“A voice answered: ‘We’ll charge if any one leads us.’
“Another adding: ‘Yes, we’re ready!’
“At that instant the three guns on the parapet belched forth their deadly showers almost simultaneously. My heart bounded with joy at hearing them go off thus together—it was our opportunity; and, quickly comprehending it, I leaped over the scarp which had sheltered us, calling out:
“‘Come on; I’ll lead you!’
“It did not need looking back to know that I was followed. The men I had appealed to were not the men to stay behind, else they would not have been there, and all came after.
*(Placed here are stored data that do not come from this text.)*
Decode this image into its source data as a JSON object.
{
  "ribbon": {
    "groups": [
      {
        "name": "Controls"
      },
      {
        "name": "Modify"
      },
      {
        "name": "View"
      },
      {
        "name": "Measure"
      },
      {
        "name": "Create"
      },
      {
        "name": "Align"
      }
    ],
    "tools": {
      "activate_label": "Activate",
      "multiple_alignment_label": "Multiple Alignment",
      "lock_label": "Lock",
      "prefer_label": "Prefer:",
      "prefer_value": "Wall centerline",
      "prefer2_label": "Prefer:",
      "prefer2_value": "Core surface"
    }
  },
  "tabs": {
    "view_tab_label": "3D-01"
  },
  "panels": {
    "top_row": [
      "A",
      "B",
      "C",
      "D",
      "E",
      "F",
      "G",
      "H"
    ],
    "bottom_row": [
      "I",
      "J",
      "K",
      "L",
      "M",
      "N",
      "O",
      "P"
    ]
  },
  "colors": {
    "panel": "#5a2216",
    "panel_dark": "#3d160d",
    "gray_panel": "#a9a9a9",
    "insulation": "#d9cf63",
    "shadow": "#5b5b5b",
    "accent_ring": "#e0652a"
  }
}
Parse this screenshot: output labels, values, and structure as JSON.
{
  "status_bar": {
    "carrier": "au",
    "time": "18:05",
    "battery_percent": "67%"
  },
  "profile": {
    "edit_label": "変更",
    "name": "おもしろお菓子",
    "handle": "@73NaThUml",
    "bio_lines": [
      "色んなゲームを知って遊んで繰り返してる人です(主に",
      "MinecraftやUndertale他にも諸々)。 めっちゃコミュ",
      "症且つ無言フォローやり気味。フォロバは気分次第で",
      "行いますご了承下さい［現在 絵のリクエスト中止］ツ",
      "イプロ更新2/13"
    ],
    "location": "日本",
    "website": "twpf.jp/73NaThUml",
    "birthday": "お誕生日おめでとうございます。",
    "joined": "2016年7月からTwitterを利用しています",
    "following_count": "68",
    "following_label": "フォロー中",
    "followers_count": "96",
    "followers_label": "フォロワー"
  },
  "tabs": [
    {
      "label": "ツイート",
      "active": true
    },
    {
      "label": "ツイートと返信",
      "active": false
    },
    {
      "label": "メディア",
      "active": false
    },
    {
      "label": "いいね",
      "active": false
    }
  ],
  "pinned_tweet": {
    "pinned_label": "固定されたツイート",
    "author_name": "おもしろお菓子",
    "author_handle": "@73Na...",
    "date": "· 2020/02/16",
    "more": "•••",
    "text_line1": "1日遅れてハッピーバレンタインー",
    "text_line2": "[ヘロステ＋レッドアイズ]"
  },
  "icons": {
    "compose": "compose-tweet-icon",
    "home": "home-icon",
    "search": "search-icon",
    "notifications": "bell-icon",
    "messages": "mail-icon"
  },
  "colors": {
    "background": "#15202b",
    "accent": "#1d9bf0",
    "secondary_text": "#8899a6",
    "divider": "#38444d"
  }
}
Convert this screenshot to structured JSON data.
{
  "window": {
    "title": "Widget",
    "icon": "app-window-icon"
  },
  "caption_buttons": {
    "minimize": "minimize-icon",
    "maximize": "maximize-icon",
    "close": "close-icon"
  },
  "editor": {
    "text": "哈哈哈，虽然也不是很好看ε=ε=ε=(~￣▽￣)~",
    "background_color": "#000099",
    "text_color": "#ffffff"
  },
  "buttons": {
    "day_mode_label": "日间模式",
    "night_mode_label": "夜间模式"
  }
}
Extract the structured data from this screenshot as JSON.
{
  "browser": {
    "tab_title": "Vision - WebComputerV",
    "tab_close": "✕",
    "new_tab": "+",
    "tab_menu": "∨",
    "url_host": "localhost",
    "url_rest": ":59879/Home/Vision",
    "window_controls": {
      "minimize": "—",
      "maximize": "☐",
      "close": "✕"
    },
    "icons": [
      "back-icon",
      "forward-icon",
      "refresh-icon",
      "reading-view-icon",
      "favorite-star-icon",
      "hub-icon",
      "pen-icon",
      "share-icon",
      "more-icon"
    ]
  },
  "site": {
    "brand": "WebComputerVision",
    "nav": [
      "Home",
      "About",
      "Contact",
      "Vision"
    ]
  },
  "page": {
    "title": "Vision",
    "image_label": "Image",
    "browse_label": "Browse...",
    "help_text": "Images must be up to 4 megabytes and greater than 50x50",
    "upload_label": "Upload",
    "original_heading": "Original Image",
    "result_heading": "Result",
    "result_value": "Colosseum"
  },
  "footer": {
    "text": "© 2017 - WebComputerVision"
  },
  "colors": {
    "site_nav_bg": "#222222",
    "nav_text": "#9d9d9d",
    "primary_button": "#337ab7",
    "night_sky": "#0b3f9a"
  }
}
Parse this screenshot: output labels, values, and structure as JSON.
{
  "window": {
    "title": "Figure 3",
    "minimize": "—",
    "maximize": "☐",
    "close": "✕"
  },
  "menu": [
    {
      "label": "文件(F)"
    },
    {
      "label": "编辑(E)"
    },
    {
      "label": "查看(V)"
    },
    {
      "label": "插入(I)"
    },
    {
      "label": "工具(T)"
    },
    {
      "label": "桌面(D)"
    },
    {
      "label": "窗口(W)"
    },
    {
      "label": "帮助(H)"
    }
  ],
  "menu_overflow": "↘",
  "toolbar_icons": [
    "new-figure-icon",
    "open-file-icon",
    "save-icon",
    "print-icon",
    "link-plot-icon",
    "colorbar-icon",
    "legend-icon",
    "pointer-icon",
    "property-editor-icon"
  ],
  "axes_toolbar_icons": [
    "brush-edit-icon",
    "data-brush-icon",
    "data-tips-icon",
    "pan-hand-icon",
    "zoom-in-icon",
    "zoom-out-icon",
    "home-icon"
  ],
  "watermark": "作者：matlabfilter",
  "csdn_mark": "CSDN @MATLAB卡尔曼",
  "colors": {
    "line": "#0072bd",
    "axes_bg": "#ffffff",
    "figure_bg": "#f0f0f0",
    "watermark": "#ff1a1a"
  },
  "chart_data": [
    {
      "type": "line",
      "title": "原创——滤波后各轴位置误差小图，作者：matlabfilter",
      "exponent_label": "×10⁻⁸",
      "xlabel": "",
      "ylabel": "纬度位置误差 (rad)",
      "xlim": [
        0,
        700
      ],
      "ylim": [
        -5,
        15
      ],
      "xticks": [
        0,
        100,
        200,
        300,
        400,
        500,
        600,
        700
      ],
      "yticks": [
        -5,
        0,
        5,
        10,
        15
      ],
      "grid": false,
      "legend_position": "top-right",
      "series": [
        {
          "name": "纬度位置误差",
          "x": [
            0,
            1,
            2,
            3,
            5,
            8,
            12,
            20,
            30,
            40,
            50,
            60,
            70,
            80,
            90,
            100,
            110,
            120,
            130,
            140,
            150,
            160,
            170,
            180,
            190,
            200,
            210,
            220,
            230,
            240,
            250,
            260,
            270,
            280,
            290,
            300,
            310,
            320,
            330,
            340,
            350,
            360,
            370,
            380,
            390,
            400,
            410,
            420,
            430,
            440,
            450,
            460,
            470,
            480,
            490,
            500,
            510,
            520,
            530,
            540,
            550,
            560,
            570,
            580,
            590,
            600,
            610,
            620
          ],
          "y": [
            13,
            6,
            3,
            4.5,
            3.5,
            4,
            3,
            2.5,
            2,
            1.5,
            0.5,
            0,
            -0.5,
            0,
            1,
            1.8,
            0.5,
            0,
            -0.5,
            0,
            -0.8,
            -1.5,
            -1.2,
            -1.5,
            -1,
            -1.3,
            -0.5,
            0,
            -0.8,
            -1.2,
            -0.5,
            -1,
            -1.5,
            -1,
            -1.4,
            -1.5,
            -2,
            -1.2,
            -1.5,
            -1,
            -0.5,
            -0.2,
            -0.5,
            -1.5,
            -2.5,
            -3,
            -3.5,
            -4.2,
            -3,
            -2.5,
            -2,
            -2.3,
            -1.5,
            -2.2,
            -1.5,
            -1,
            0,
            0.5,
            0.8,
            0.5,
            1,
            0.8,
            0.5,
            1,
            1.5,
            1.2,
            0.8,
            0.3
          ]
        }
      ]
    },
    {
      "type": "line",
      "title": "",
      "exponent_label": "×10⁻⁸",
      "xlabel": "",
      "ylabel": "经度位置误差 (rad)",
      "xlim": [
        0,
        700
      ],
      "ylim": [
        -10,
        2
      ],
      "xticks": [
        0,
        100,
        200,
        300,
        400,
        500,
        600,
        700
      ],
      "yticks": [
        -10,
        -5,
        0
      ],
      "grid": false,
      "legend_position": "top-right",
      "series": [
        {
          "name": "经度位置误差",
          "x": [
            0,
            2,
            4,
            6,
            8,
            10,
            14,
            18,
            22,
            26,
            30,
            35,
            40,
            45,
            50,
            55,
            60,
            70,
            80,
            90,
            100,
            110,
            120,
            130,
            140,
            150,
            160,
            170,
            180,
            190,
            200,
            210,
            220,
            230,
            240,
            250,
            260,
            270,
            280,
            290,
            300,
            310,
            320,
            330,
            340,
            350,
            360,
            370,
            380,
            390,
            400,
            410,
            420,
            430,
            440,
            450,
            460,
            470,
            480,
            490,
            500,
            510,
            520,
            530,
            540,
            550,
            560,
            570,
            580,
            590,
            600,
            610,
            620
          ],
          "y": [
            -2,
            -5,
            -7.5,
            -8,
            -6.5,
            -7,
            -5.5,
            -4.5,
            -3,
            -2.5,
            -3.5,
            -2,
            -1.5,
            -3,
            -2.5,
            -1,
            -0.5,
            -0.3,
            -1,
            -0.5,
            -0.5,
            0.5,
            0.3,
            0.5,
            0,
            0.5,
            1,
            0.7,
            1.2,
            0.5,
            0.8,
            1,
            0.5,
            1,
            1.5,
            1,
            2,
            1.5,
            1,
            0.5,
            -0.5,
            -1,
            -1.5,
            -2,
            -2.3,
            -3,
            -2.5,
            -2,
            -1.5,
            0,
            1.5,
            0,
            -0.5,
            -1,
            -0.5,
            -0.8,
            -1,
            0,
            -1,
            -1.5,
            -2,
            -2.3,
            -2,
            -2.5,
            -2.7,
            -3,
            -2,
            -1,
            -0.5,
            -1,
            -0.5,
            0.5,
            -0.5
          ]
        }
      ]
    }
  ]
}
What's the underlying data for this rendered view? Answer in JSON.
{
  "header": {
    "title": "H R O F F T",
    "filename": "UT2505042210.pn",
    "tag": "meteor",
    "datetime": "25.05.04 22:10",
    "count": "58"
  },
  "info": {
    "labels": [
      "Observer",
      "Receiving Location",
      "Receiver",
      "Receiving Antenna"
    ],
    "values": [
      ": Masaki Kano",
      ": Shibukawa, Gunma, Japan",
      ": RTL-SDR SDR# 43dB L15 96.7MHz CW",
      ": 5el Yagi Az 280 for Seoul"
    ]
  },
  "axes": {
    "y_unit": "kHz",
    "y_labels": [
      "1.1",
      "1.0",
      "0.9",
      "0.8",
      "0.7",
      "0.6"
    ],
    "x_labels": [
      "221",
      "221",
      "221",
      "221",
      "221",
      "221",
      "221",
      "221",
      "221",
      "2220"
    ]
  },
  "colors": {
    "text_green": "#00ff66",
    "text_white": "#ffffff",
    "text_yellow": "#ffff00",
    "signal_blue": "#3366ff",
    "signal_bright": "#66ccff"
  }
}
“When about half-way across the open ground I saw the parapet crowded with Mexican artillerists in uniforms of dark blue with crimson facings, each musket in hand, and all aiming, as I believed, at my own person. On account of a crimson silk sash I was wearing, they no doubt fancied me a general at least. The volley was almost as one sound, and I avoided it by throwing myself flat along the earth, only getting touched on one of the fingers of my sword-hand, another shot passing through the loose cloth of my overalls. Instantly on my feet again, I made for the wall, which I was scaling, when a bullet from an escopette went tearing through my thigh, and I fell into the ditch.”
Even as he lay wounded in the ditch, brave Mayne Reid painfully raised himself, addressing the men and encouraging them. Above the din of musketry his voice was heard.
“‘For God’s sake, men, don’t leave that wall.’
“Only a few scattered shots were fired after this. The scaling ladders came up, and some scores of men went swarming over the parapet and Chapultepec was taken.